Microsoft has highlighted Scattered Spider’s evolving tactics and confirmed that the group has been observed using new tactics to gain access to cloud environments.
Typically, the group, tracked by Microsoft as Octo Tempest, uses cloud identity privileges to gain on-premises access.
However, Microsoft said recent activities have involved impacting both on-premises accounts and infrastructure at the initial stage of an intrusion before transitioning to cloud access.
The group has also been observed deploying DragonForce ransomware. The analysis by the tech giant highlights that the ransomware deployment had a particular focus on VMWare ESX hypervisor environments.

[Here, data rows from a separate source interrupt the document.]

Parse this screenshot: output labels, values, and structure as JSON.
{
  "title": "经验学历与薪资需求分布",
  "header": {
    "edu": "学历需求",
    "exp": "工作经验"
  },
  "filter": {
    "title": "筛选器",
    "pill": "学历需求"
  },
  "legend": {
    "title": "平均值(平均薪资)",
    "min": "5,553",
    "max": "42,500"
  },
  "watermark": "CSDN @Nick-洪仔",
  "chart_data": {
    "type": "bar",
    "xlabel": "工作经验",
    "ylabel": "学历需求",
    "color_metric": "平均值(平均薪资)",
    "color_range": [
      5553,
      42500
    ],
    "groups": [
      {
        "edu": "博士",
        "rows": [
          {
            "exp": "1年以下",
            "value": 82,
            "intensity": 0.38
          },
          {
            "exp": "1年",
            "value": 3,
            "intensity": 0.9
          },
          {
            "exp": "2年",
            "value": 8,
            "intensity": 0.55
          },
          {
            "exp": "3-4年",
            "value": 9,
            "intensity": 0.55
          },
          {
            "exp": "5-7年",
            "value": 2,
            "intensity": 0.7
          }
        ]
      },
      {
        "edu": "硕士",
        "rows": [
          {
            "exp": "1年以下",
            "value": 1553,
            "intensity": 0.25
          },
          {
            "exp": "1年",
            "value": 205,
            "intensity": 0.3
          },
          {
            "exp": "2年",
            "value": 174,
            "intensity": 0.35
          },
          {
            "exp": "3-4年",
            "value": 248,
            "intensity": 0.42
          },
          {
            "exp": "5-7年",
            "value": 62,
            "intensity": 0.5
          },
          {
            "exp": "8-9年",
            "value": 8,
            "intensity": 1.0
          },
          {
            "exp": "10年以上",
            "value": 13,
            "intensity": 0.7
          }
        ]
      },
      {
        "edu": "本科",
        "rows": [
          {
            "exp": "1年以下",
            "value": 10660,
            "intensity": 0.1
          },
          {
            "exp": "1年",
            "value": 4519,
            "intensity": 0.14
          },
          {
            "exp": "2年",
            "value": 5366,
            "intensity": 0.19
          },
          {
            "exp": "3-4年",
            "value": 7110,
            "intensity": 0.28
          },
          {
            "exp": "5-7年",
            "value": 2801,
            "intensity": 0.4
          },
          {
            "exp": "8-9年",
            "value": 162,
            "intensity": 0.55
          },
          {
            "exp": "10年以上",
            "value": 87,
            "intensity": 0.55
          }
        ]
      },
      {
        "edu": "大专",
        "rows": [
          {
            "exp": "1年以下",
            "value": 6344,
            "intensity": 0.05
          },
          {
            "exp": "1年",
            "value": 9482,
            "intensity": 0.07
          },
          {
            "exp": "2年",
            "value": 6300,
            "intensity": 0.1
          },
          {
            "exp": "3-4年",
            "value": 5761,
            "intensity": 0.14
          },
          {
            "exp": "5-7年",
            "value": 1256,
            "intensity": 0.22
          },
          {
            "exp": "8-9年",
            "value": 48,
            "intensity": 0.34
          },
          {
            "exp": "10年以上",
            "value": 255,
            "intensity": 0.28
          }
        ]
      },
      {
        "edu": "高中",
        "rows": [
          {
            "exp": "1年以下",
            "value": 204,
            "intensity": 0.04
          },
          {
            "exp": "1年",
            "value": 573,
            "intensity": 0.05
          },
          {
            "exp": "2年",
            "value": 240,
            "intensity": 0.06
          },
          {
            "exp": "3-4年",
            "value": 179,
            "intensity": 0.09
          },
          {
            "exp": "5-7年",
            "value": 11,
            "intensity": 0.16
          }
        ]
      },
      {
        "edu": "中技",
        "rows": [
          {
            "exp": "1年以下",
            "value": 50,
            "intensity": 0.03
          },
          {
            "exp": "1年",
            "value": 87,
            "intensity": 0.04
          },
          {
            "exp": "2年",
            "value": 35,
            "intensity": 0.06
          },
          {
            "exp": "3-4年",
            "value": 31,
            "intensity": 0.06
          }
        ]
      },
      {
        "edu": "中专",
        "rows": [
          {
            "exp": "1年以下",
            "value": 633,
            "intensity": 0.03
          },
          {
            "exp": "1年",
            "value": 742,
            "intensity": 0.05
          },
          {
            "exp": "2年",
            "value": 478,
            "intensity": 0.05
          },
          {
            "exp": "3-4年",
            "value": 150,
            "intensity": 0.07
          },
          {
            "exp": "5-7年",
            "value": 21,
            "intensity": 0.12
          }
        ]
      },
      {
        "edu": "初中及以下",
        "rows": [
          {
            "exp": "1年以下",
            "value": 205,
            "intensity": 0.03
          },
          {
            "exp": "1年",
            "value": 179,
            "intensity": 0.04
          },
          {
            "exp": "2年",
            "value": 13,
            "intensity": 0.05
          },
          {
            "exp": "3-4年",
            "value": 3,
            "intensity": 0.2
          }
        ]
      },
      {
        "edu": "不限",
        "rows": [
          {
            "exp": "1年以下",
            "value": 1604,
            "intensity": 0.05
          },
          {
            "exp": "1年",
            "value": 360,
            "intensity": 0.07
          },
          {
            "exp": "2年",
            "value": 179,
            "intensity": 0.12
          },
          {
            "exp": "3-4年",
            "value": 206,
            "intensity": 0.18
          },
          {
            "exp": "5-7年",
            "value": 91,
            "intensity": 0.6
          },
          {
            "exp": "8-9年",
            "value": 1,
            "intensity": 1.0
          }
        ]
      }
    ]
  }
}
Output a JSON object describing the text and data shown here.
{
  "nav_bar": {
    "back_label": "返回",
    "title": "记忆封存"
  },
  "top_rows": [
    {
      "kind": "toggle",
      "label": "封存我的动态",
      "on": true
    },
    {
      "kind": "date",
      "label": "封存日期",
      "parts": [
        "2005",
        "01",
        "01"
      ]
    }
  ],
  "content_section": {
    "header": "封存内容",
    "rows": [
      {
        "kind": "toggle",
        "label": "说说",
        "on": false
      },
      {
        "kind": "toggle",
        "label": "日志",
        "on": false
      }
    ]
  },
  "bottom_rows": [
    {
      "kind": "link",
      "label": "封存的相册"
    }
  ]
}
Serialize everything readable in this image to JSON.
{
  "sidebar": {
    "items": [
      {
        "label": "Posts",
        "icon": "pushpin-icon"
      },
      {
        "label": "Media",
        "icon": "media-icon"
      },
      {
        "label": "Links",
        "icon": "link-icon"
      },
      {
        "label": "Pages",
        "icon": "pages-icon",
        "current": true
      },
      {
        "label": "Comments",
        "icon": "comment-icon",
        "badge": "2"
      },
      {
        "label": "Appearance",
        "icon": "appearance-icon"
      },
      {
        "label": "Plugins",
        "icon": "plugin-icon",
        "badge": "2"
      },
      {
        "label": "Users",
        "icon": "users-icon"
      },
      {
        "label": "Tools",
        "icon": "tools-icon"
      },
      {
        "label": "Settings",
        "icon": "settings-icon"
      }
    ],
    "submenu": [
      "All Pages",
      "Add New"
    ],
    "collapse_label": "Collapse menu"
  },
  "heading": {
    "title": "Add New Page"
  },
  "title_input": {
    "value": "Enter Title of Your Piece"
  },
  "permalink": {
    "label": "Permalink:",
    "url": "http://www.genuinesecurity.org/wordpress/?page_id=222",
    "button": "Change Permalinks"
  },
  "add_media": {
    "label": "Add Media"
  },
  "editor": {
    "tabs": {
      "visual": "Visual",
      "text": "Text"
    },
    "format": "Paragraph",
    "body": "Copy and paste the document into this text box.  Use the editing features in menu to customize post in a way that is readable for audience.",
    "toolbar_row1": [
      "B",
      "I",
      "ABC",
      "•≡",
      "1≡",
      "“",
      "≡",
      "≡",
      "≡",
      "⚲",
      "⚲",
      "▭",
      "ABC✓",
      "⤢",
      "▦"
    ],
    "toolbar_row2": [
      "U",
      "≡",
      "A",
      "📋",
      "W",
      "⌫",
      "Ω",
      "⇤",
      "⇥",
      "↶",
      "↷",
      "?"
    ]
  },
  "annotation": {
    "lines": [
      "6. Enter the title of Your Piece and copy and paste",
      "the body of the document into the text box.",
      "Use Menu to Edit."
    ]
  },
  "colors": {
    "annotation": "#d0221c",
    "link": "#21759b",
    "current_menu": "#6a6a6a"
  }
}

The group continues to use aggressive social engineering tactics to gain initial access through manipulation of service desk support personnel.
The group has also deployed SMS phishing using adversary-in-the-middle (AiTM) domains that mimic legitimate organizations.
Most recently, the group has actively targeted airlines with ransomware and data extortion attacks. Between April and July 2025 its activity has targeted the retail, food services, hospitality organizations and insurance sectors.
Read more about Scattered Spider: Scattered Spider Actively Targeting Airlines, FBI Warns
Microsoft Updates Security Products to Keep Pace
Microsoft said its security products continue to update protection as Scattered Spider’s tactics continue to evolve.
Namely, the company highlighted its Microsoft Defender and Microsoft Sentinel security ecosystem.
Microsoft highlighted a wide range of detections within Microsoft Defender to identify Scattered Spider-related activities. These are across all areas of the security portfolio including endpoints, identities, software as a service (SaaS) apps, email and collaboration tools, cloud workloads and more to provide comprehensive protection coverage.
Attacks can be disrupted by using Microsoft Defender’s built-in self-defense capability. Attack disruption uses multiple indicators and behaviors and correlates them across the Microsoft Defender workloads into a high-fidelity incident.
Microsoft said, based on previous learnings from popular Octo Tempest techniques, attack disruption will automatically disable the user account used by Octo Tempest and revokes all existing active sessions by the compromised user.
However, it remains critical that security operations center (SOC) teams conduct incident response and post-incident analysis to ensure the threat is fully contained and remediated after successful disruption.
Proactive Defense Against Scattered Spider
Microsoft highlighted a number of tactics security teams can use through its Security Exposure Management solution to proactively protect against Scattered Spider.
Deployed correctly, proactive tactics can reduce exposure and mitigate the impact of hacker’s hybrid attack tactics.
These include critical asset protection, threat actor initiatives and attack path analysis.
Microsoft recommended that organizations enhance their identity, endpoint and cloud security measures through, but not limited to, multi-factor authentication (MFA), risk-based sign-in policies and least-privilege access for users and devices.